The shooting occurred about noon at 31st Street and Prospect Avenue.
According to a spokeswoman for the Kansas City Area Transportation Authority, a fight broke out on the bus at the bus stop and the driver called for assistance. Three males and a woman involved in the dispute got off the bus, but one man remained on the bus.
When that man put his palm on the window, someone outside the bus fired a gun at him. The bullet hit the man’s hand. Broken glass wounded two other riders, the spokeswoman said. The victims’ injuries were not life-threatening.
Police interviewed a witness who said the victim hit in the hand and the suspects knew one another and had boarded the bus together before getting into an argument.
The group ran from the bus and headed south on Chestnut before some of them jumped over a fence and fled toward Linwood Boulevard.
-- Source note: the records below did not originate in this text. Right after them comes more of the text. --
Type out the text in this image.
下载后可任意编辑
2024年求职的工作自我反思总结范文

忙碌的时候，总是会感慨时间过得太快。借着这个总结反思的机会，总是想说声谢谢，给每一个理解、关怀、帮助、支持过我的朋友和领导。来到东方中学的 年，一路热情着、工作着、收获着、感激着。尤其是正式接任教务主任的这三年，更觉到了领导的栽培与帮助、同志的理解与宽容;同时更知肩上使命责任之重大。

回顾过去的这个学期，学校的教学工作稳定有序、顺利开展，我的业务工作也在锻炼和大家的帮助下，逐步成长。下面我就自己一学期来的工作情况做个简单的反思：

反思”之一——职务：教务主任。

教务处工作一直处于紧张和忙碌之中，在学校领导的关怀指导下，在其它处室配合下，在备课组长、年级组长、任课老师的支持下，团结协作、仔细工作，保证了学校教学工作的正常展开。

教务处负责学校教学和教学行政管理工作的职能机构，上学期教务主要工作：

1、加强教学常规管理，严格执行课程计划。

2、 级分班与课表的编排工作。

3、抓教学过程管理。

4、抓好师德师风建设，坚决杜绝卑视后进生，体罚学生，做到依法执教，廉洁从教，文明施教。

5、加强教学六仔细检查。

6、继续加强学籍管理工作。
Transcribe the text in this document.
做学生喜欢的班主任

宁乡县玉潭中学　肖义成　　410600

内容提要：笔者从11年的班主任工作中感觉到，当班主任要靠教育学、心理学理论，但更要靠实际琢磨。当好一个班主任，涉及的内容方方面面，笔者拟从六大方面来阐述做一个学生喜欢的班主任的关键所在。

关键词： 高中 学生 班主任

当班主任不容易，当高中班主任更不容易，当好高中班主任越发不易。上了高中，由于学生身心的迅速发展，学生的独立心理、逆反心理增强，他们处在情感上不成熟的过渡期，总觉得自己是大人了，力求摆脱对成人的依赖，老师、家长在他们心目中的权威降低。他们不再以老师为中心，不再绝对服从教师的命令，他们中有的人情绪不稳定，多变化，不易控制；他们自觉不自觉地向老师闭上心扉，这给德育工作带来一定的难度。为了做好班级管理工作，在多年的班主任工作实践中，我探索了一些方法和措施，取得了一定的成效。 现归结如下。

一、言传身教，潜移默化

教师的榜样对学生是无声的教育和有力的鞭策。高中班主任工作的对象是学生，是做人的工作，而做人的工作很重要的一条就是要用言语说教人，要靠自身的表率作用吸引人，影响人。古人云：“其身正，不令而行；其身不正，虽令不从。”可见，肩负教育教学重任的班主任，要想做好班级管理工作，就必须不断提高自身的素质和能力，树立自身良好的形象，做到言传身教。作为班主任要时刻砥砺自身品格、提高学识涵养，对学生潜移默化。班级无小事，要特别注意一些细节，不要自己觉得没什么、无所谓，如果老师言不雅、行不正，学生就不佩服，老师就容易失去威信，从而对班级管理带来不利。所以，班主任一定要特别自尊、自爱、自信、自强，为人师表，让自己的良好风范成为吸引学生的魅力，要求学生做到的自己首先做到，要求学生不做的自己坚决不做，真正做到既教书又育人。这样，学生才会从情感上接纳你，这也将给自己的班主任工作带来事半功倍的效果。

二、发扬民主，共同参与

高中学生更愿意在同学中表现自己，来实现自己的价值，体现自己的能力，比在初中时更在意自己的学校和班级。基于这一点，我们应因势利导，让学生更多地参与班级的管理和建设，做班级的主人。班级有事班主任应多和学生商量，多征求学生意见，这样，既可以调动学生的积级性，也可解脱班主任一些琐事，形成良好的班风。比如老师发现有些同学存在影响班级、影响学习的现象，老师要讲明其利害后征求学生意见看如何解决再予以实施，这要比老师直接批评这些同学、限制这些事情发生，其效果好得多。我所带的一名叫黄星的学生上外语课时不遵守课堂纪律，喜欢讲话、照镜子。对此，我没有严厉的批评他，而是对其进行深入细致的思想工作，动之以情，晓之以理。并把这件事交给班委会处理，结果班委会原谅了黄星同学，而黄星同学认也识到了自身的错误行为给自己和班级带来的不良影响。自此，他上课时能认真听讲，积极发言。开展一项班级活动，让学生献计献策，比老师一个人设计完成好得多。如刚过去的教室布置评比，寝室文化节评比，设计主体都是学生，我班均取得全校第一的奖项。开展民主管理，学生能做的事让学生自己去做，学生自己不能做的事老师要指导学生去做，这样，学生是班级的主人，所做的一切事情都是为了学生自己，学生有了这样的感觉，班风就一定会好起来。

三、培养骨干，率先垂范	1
Officers shut down several blocks between 31st and 34th streets as they searched for the group. Within minutes, officers arrested one male in the 3100 block of Chestnut. Officers later arrested the others, including one who they believed was the gunman, said Police Capt. Tye Grant.
As police looked for the gunman, they included in his description that he might appear to be “beaten up” from the fight on the bus.
The shooting was the latest in a string of violence aboard ATA buses. Three drivers have been attacked in fare disputes in recent months, and in early July a woman sprayed passengers with gasoline and tried to light a match. In all the previous cases, police made arrests and prosecutors filed charges.
ATA spokeswoman Cindy Baker said ATA officials were gathering ideas and studying best practices for the industry to try to reduce violence on their buses.
“Everything’s on the table with regard to safety,” Baker said. “This is not going to get solved overnight. This is a reflection of what’s happening in society. People feel very comfortable solving disputes with a gun, and it’s going to spill over into transit.”
Pat Clarke, a community liaison for Police Chief Darryl Fort, said the shooting was discouraging.
“You can’t even ride the bus in peace,” he said. “Now you’re going to have people scared to catch the bus.”